J’ai l’honneur d’être, avec de la reconnaissance, monsieur, votre, etc.

7036. — À M. MARMONTEL[1].
4 octobre.

Mon cher ami, tandis que vous imprimez l’éloge de Henri IV sous le nom de Charlot, on l’a rejoué à Ferney mieux qu’on ne le jouera jamais à la Comédie. Mme Denis m’a donné, en présence du régiment de Conti et de toute la province, la plus agréable fête que j’aie jamais vue. Les princes en peuvent donner de plus magnifiques ; mais il n’y a point de souverain qui en puisse donner de plus ingénieuses.

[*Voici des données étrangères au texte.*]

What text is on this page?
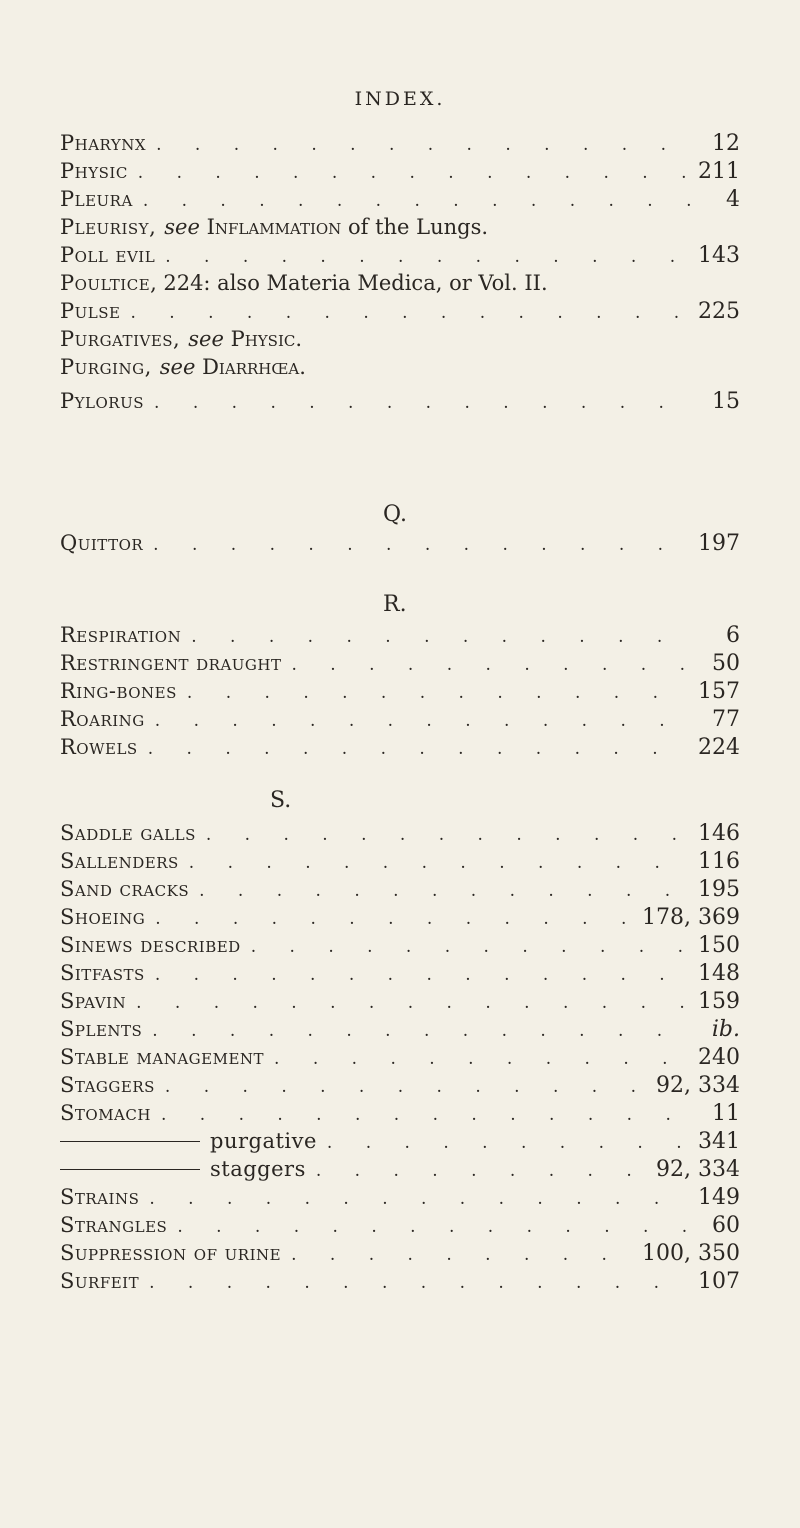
INDEX.
Pharynx . . .	12
Physic . . .	211
Pleura . . .	4
Pleurisy, see Inflammation of the Lungs.
Poll evil . . .	143
Poultice, 224: also Materia Medica, or Vol. II.
Pulse . . .	225
Purgatives, see Physic.
Purging, see Diarrhœa.
Pylorus . . .	15
Q.
Quittor . . .	197
R.
Respiration . . .	6
Restringent draught . . .	50
Ring-bones . . .	157
Roaring . . .	77
Rowels . . .	224
S.
Saddle galls . . .	146
Sallenders . . .	116
Sand cracks . . .	195
Shoeing . . .	178, 369
Sinews described . . .	150
Sitfasts . . .	148
Spavin . . .	159
Splents . . .	ib.
Stable management . . .	240
Staggers . . .	92, 334
Stomach . . .	11
purgative . . .	341
staggers . . .	92, 334
Strains . . .	149
Strangles . . .	60
Suppression of urine . . .	100, 350
Surfeit . . .	107
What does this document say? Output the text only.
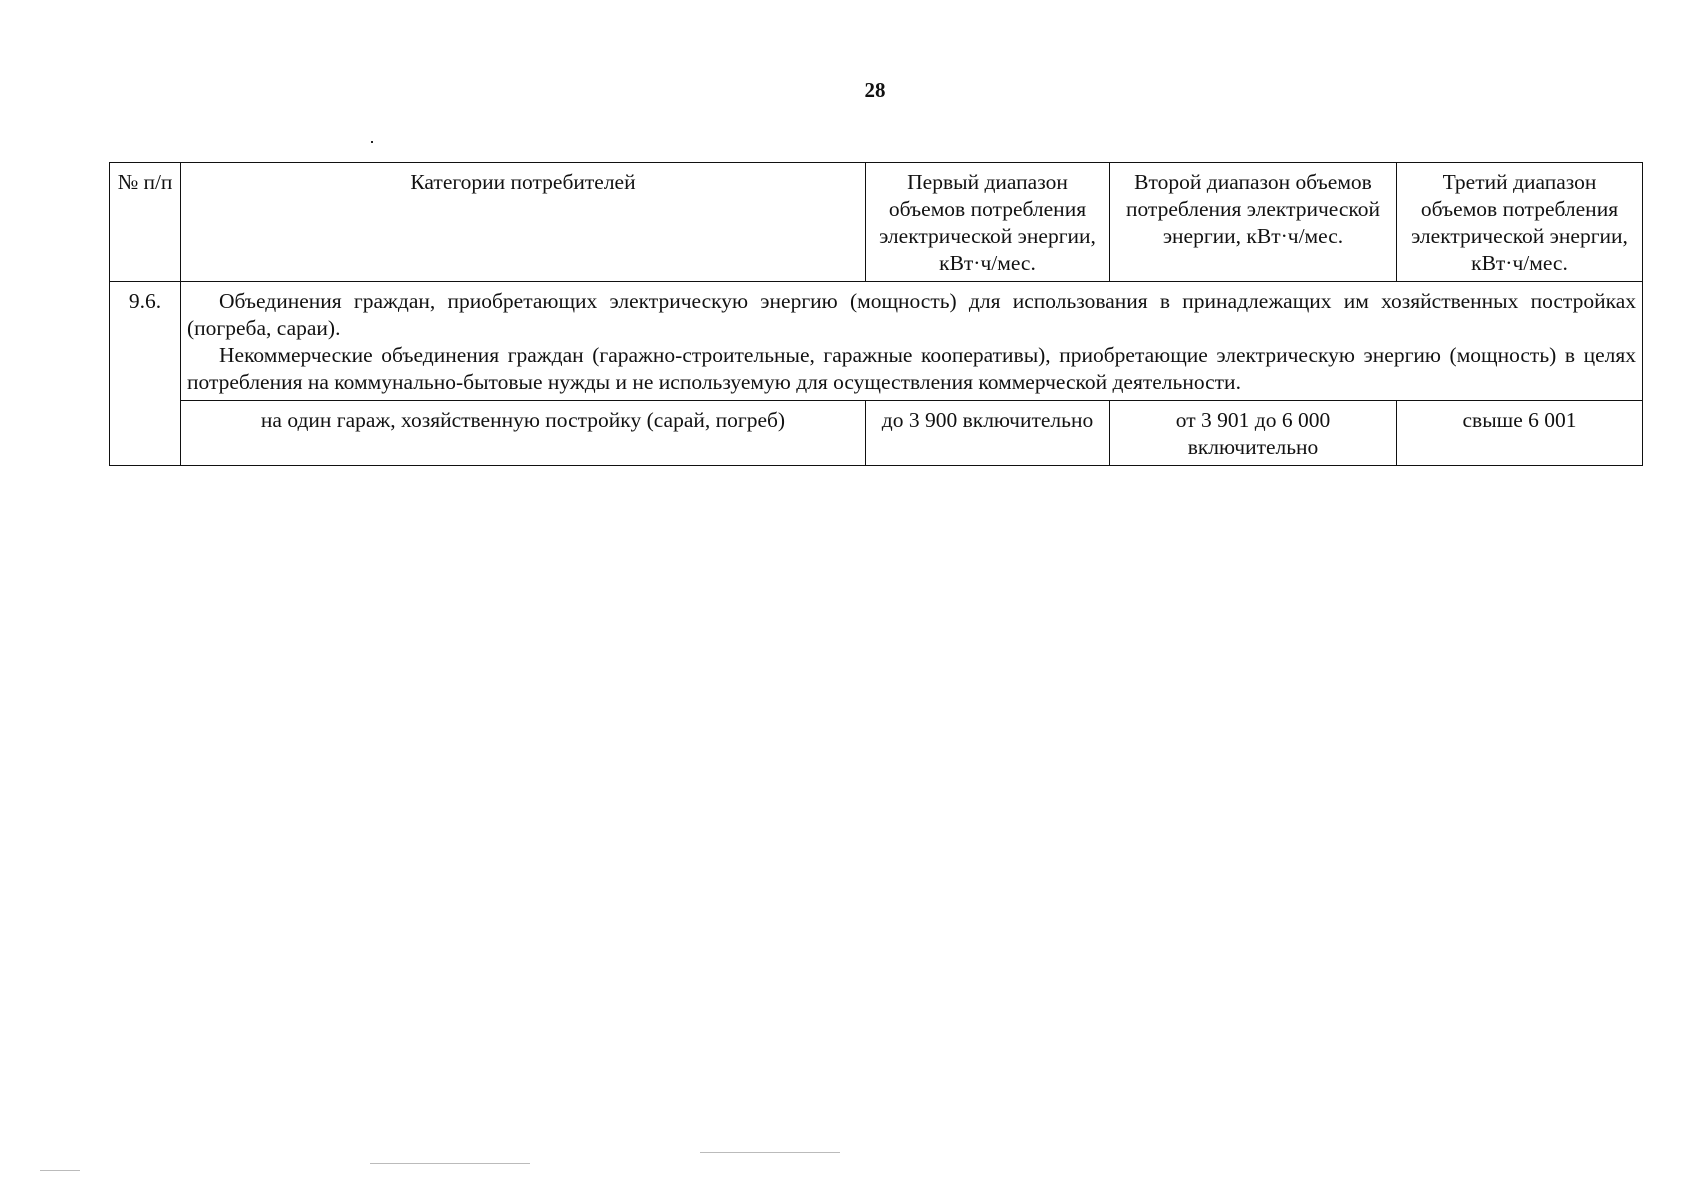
28
№ п/п	Категории потребителей	Первый диапазон объемов потребления электрической энергии, кВт·ч/мес.	Второй диапазон объемов потребления электрической энергии, кВт·ч/мес.	Третий диапазон объемов потребления электрической энергии, кВт·ч/мес.
9.6.	Объединения граждан, приобретающих электрическую энергию (мощность) для использования в принадлежащих им хозяйственных постройках (погреба, сараи).

Некоммерческие объединения граждан (гаражно-строительные, гаражные кооперативы), приобретающие электрическую энергию (мощность) в целях потребления на коммунально-бытовые нужды и не используемую для осуществления коммерческой деятельности.			

	на один гараж, хозяйственную постройку (сарай, погреб)	до 3 900 включительно	от 3 901 до 6 000 включительно	свыше 6 001
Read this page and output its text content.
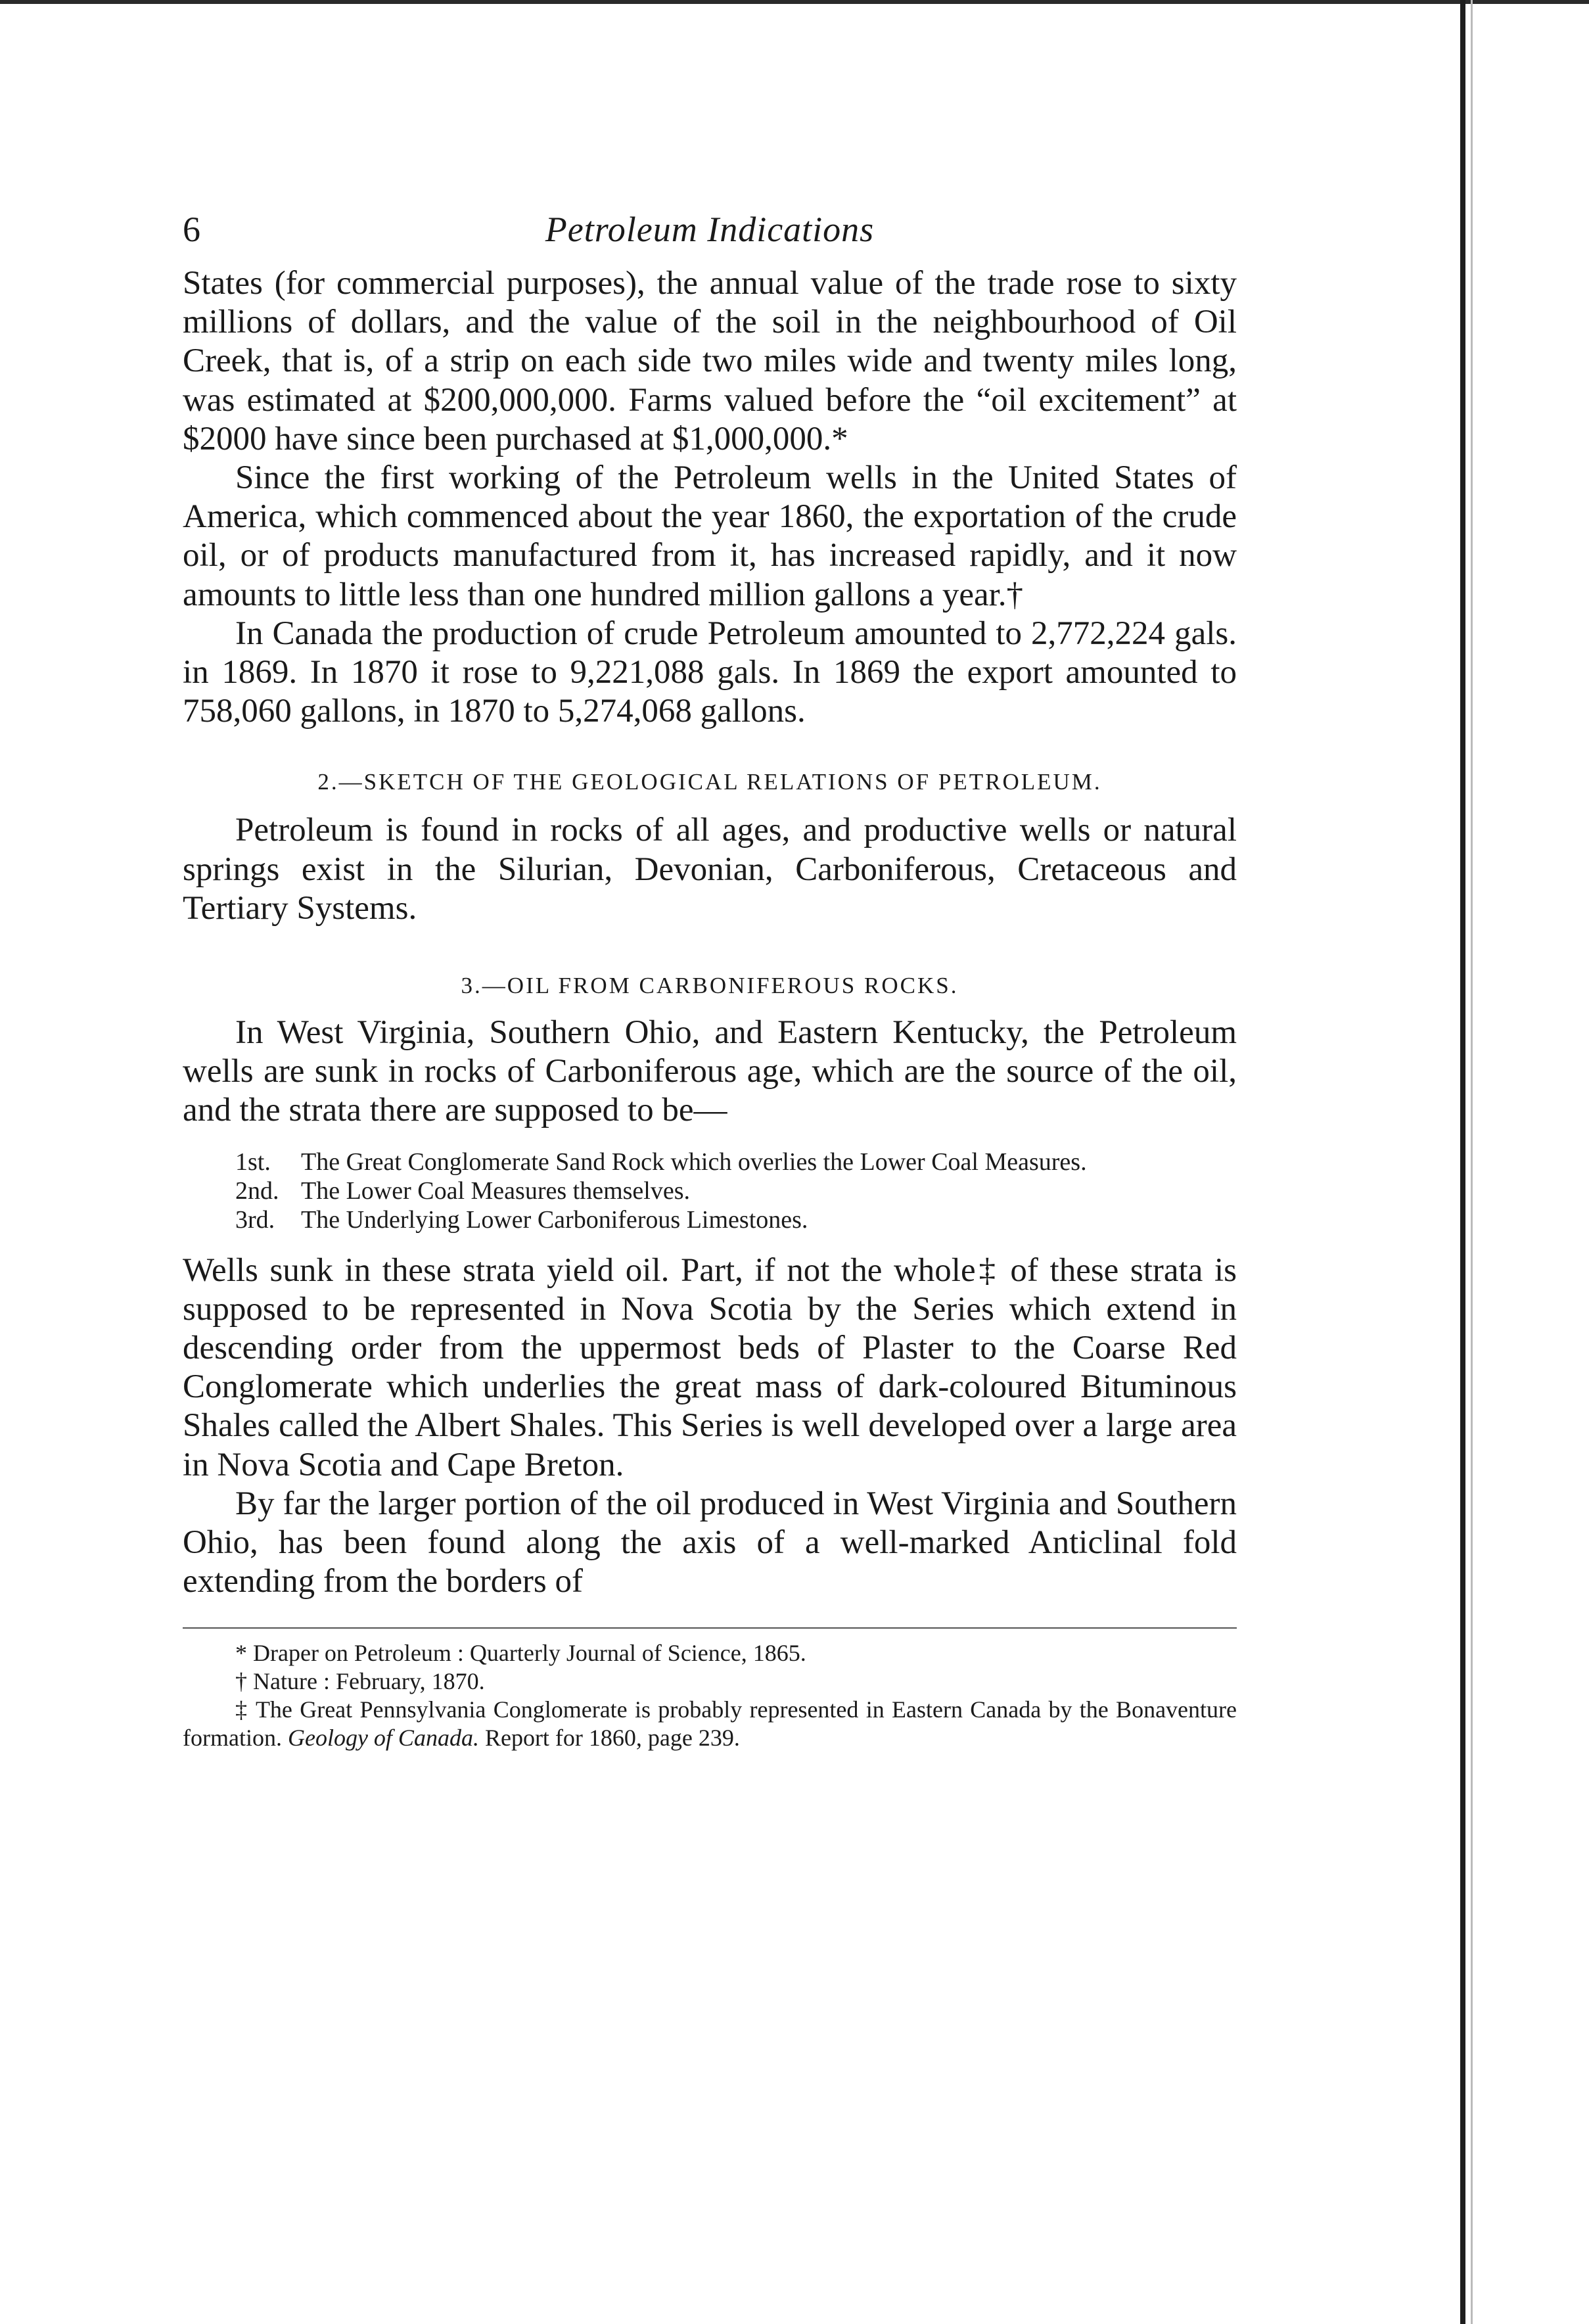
6	Petroleum Indications

States (for commercial purposes), the annual value of the trade rose to sixty millions of dollars, and the value of the soil in the neighbourhood of Oil Creek, that is, of a strip on each side two miles wide and twenty miles long, was estimated at $200,000,000. Farms valued before the “oil excitement” at $2000 have since been purchased at $1,000,000.*

Since the first working of the Petroleum wells in the United States of America, which commenced about the year 1860, the exportation of the crude oil, or of products manufactured from it, has increased rapidly, and it now amounts to little less than one hundred million gallons a year.†

In Canada the production of crude Petroleum amounted to 2,772,224 gals. in 1869. In 1870 it rose to 9,221,088 gals. In 1869 the export amounted to 758,060 gallons, in 1870 to 5,274,068 gallons.

2.—SKETCH OF THE GEOLOGICAL RELATIONS OF PETROLEUM.

Petroleum is found in rocks of all ages, and productive wells or natural springs exist in the Silurian, Devonian, Carboniferous, Cretaceous and Tertiary Systems.

3.—OIL FROM CARBONIFEROUS ROCKS.

In West Virginia, Southern Ohio, and Eastern Kentucky, the Petroleum wells are sunk in rocks of Carboniferous age, which are the source of the oil, and the strata there are supposed to be—

1st. The Great Conglomerate Sand Rock which overlies the Lower Coal Measures.
2nd. The Lower Coal Measures themselves.
3rd. The Underlying Lower Carboniferous Limestones.

Wells sunk in these strata yield oil. Part, if not the whole‡ of these strata is supposed to be represented in Nova Scotia by the Series which extend in descending order from the uppermost beds of Plaster to the Coarse Red Conglomerate which underlies the great mass of dark-coloured Bituminous Shales called the Albert Shales. This Series is well developed over a large area in Nova Scotia and Cape Breton.

By far the larger portion of the oil produced in West Virginia and Southern Ohio, has been found along the axis of a well-marked Anticlinal fold extending from the borders of

* Draper on Petroleum : Quarterly Journal of Science, 1865.

† Nature : February, 1870.

‡ The Great Pennsylvania Conglomerate is probably represented in Eastern Canada by the Bonaventure formation. Geology of Canada. Report for 1860, page 239.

J’attends avec impatience le recueil qui achève d’écraser les pédants de collège. Savez-vous bien que l’impudent Coger a eu l’insolence et la bêtise de m’écrire ? J’avais préparé une réponse qu’on trouvait assez plaisante ; mais je trouve que ces marauds-là ne valent pas la plaisanterie : il ne faut pas railler les scélérats, il faut les pendre. Voici donc la réponse que je juge à propos de faire à ce coquin[2]. Il m’est très-important de détromper certaines personnes sur le Dictionnaire philosophique, que Coger m’impute. Vous ne savez pas ce qui se passe dans les bureaux des ministres, et même dans le conseil du roi, et je sais ce qui s’y est passé à mon égard.

Je pense que l’enchanteur Merlin peut bien me rendre le service d’imprimer la réponse à Coger, et vous pourrez la faire circuler pour achever d’anéantir ce misérable.

Je recommande toujours une faible édition de Charlot, afin qu’on puisse corriger dans la seconde ce qui aura paru défectueux dans la première. Il se peut très-bien faire que des Welches, qui ont applaudi depuis trois ans à des pièces détestables, se révoltent contre celle-ci. Il y a plus de goût actuellement en province qu’à Paris, et bientôt il y aura plus de talents. J’ai entre

  1. Editeurs, de Cayrol et François.
  2. Voyez la Lettre de Gérofle à Coger.